Most modern software development methodologies prescribe short and iterative development intervals, as opposed to the big bang approach (e.g., the waterfall `model). In general, the longer the interval between deployment, the worse the outcomes. For example, in the Scrum methodology a sprint is a time-boxed development interval (typically one month or less) within which we are required to be done, widely defined as when we have “working and potentially shippable code.”

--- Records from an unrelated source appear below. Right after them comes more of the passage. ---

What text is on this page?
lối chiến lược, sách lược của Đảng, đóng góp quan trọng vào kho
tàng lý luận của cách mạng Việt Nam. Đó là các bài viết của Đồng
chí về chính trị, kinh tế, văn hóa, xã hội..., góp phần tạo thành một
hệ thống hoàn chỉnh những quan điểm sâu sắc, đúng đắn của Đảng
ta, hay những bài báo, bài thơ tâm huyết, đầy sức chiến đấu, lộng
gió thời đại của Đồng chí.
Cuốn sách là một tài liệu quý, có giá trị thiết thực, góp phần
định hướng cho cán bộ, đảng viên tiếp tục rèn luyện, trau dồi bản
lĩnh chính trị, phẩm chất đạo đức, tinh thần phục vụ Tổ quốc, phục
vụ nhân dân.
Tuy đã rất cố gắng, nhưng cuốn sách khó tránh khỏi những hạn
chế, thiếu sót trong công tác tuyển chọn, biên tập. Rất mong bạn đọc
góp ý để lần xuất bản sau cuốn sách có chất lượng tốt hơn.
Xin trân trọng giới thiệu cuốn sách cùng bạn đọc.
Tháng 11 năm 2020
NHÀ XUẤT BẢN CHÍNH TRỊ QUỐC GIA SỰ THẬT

Our goal is to ensure that Development and QA are routinely integrating the code with production-like environments at increasingly frequent intervals throughout the project.††† We do this by expanding the definition of “done” beyond just correct code functionality (addition in bold text): at the end of each development interval, we have integrated, tested, working and potentially shippable code, demonstrated in a production-like environment.
In other words, we will only accept development work as done when it can be successfully built, deployed, and confirmed that it runs as expected in a production-like environment, instead of merely when a developer believes it to be done—ideally, it runs under a production-like load with a production-like dataset, long before the end of a sprint. This prevents situations where a feature is called done merely because a developer can run it successfully on their laptop but nowhere else.
By having developers write, test, and run their own code in a production-like environment, the majority of the work to successfully integrate our code and environments happens during our daily work, instead of at the end of the release. By the end of our first interval, our application can be demonstrated to run correctly in a production-like environment, with the code and environment having been integrated together many times over, ideally with all the steps automated (no manual tinkering required).
Better yet, by the end of the project, we will have successfully deployed and run our code in production-like environments hundreds or even thousands of times, giving us confidence that most of our production deployment problems have been found and fixed.
Ideally, we use the same tools, such as monitoring, logging, and deployment, in our pre-production environments as we do in production. By doing this, we have familiarity and experience that will help us smoothly deploy and run, as well as diagnose and fix, our service when it is in production.
By enabling Development and Operations to gain a shared mastery of how the code and environment interact, and practicing deployments early and often, we significantly reduce the deployment risks that are associated with production code releases. This also allows us to eliminate an entire class of operational and security defects and architectural problems that are usually caught too late in the project to fix.
The fast flow of work from Development to Operations requires that anyone can get production-like environments on demand. By allowing developers to use production-like environments even at the earliest stages of a software project, we significantly reduce the risk of production problems later. This is one of many practices that demonstrate how Operations can make developers far more productive. We enforce the practice of developers running their code in production-like environments by incorporating it into the definition of “done.”
Furthermore, by putting all production artifacts into version control, we have a “single source of truth” that allows us to re-create the entire production environment in a quick, repeatable, and documented way, using the same development practices for Operations work as we do for Development work. And by making production infrastructure easier to rebuild than to repair, we make resolving problems easier and faster, as well as making it easier to expand capacity.
Having these practices in place sets the stage for enabling comprehensive test automation, which is explored in the next chapter.